Puzzles and Player Guidance
Puzzles remain one of the franchise’s most delicate design challenges. The Survivor trilogy relied on explicit assistance systems – Lara’s contextual “vision,” among them – to prevent player dead ends. Legacy of Atlantis, by contrast, could lean on diegetic guidance: interior monologues, environmental cues, and audible reasoning, echoing the subtler hinting systems seen in God of War or Escape from Butcher Bay. When carefully calibrated, this approach preserves immersion and narrative pacing while maintaining the cognitive weight and satisfaction of the puzzles themselves.
Natla: Reshaping the Archetype
Handling Natla is among the remake’s most delicate narrative challenges. She cannot be treated as a mere iconographic relic; she demands a layered, contemporary reimagining that intertwines myth, technology, and political ambition. A modern Natla must be anchored in credible motivations – geopolitical stakes, archaeological agendas, and psychological complexity — transforming a symbolic boss into a thematically resonant antagonist who interrogates pressing contemporary issues: power, resource exploitation, and the manipulation of myth as an instrument of influence.
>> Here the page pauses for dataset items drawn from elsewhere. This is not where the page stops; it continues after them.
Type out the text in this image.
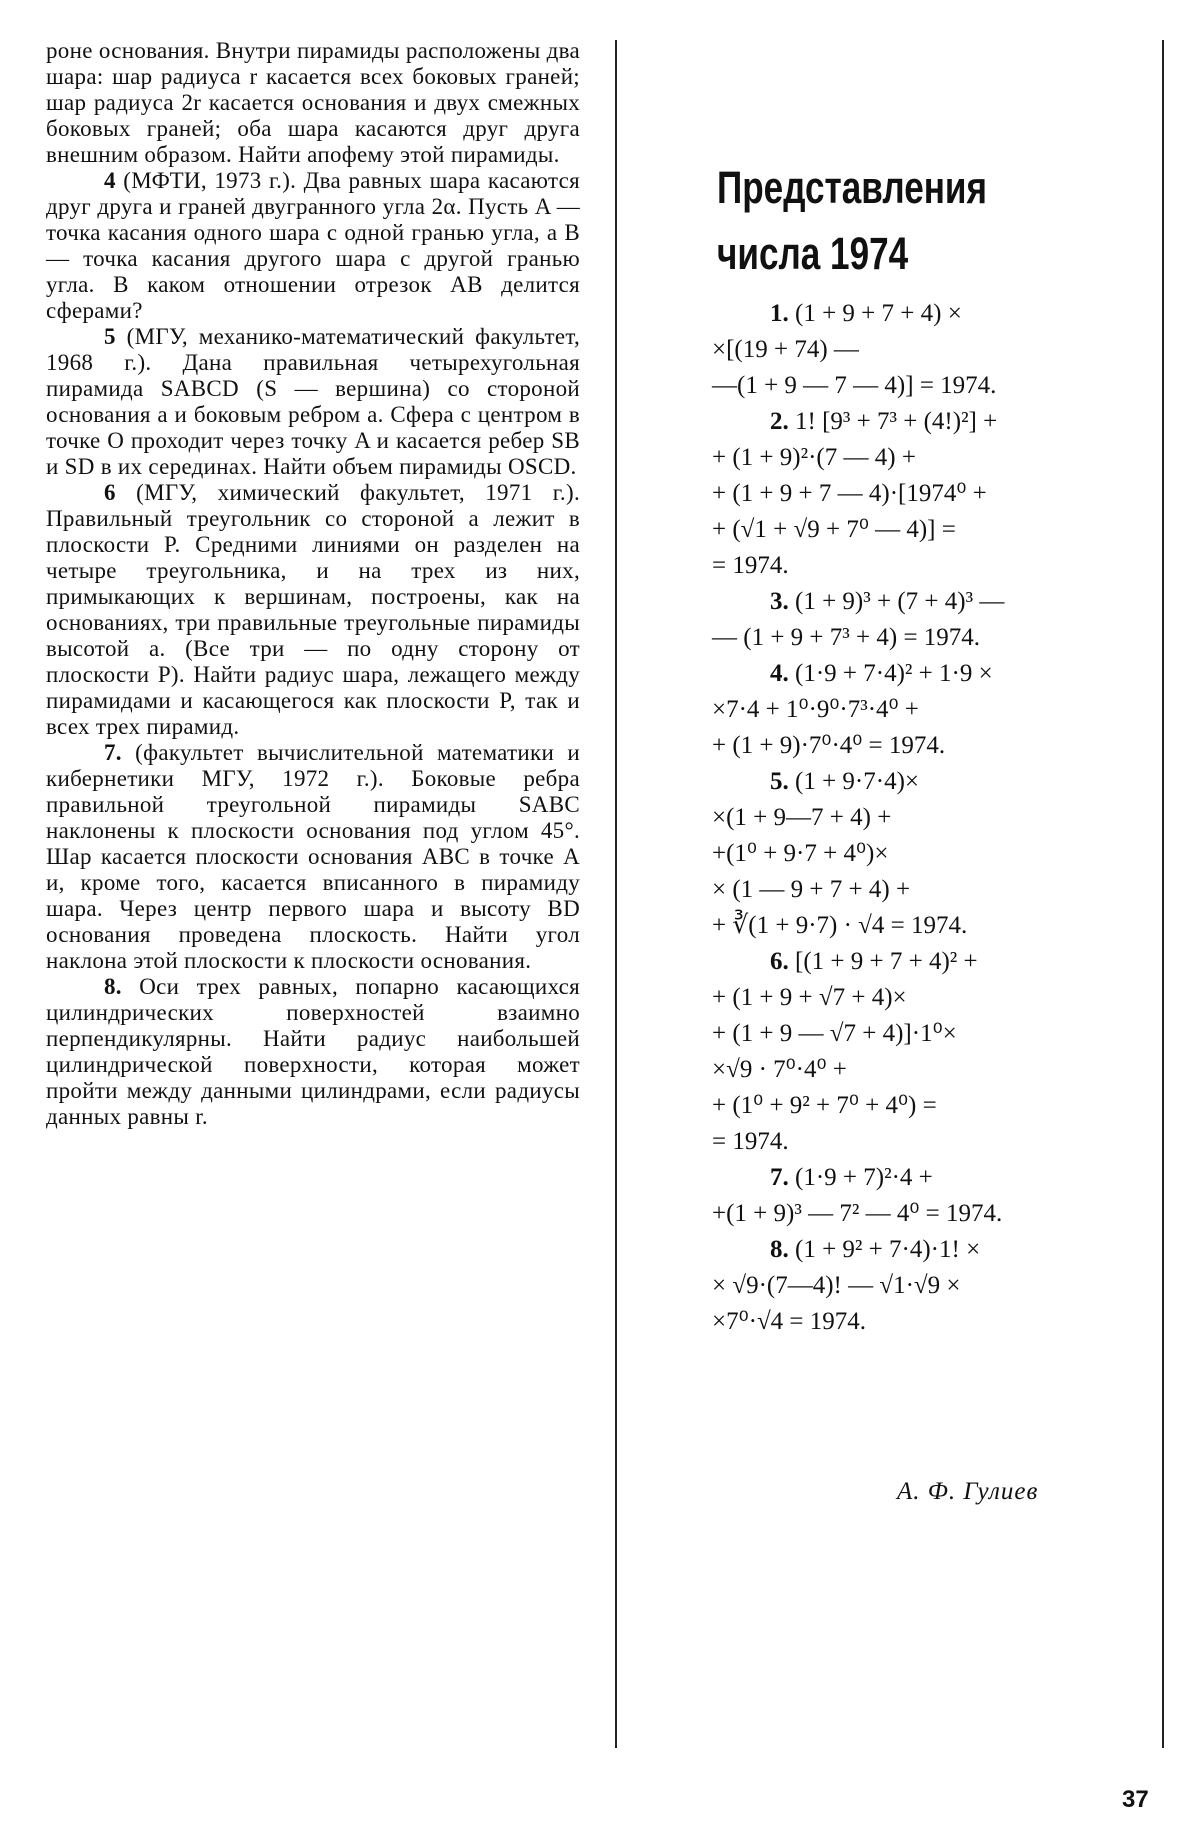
роне основания. Внутри пирамиды расположены два шара: шар радиуса r касается всех боковых граней; шар радиуса 2r касается основания и двух смежных боковых граней; оба шара касаются друг друга внешним образом. Найти апофему этой пирамиды.

4 (МФТИ, 1973 г.). Два равных шара касаются друг друга и граней двугранного угла 2α. Пусть A — точка касания одного шара с одной гранью угла, а B — точка касания другого шара с другой гранью угла. В каком отношении отрезок AB делится сферами?

5 (МГУ, механико-математический факультет, 1968 г.). Дана правильная четырехугольная пирамида SABCD (S — вершина) со стороной основания a и боковым ребром a. Сфера с центром в точке O проходит через точку A и касается ребер SB и SD в их серединах. Найти объем пирамиды OSCD.

6 (МГУ, химический факультет, 1971 г.). Правильный треугольник со стороной a лежит в плоскости P. Средними линиями он разделен на четыре треугольника, и на трех из них, примыкающих к вершинам, построены, как на основаниях, три правильные треугольные пирамиды высотой a. (Все три — по одну сторону от плоскости P). Найти радиус шара, лежащего между пирамидами и касающегося как плоскости P, так и всех трех пирамид.

7. (факультет вычислительной математики и кибернетики МГУ, 1972 г.). Боковые ребра правильной треугольной пирамиды SABC наклонены к плоскости основания под углом 45°. Шар касается плоскости основания ABC в точке A и, кроме того, касается вписанного в пирамиду шара. Через центр первого шара и высоту BD основания проведена плоскость. Найти угол наклона этой плоскости к плоскости основания.

8. Оси трех равных, попарно касающихся цилиндрических поверхностей взаимно перпендикулярны. Найти радиус наибольшей цилиндрической поверхности, которая может пройти между данными цилиндрами, если радиусы данных равны r.

Представления
числа 1974
1. (1 + 9 + 7 + 4) ×
×[(19 + 74) —
—(1 + 9 — 7 — 4)] = 1974.
2. 1! [9³ + 7³ + (4!)²] +
+ (1 + 9)²·(7 — 4) +
+ (1 + 9 + 7 — 4)·[1974⁰ +
+ (√1 + √9 + 7⁰ — 4)] =
= 1974.
3. (1 + 9)³ + (7 + 4)³ —
— (1 + 9 + 7³ + 4) = 1974.
4. (1·9 + 7·4)² + 1·9 ×
×7·4 + 1⁰·9⁰·7³·4⁰ +
+ (1 + 9)·7⁰·4⁰ = 1974.
5. (1 + 9·7·4)×
×(1 + 9—7 + 4) +
+(1⁰ + 9·7 + 4⁰)×
× (1 — 9 + 7 + 4) +
+ ∛(1 + 9·7) · √4 = 1974.
6. [(1 + 9 + 7 + 4)² +
+ (1 + 9 + √7 + 4)×
+ (1 + 9 — √7 + 4)]·1⁰×
×√9 · 7⁰·4⁰ +
+ (1⁰ + 9² + 7⁰ + 4⁰) =
= 1974.
7. (1·9 + 7)²·4 +
+(1 + 9)³ — 7² — 4⁰ = 1974.
8. (1 + 9² + 7·4)·1! ×
× √9·(7—4)! — √1·√9 ×
×7⁰·√4 = 1974.
А. Ф. Гулиев
37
“Prepare the Cold Room…”: Croft Manor as Identity Space
Among the series’ most iconic landmarks, Croft Manor is far more than a mere hub: it stands as a symbolic space of decompression and design memory. Its pool, training grounds, hedge maze, and the playful “cold room” for the butler serve as ritual touchstones for the community. While its return has yet to be officially confirmed, reinstating the Manor would be more than fan service; it could function as a structural and narrative anchor, linking the franchise’s rich history to its evolving creative vision.
When Will Lara Return?
Tomb Raider: Legacy of Atlantis is slated for 2026, in a window yet to be specified. If these projects succeed in marrying reverence for the franchise’s legacy with genuine innovation – avoiding both self-congratulation and slavish imitation of prevailing trends – Lara Croft’s return will be far more than a simple revival: it will mark the third, definitive relaunch of the series.
The stakes are considerable. This is not merely a question of commercial success; it is about restoring Lara Croft’s centrality, authority, and charisma — the very qualities that have secured her place as one of contemporary gaming’s most enduring and influential icons.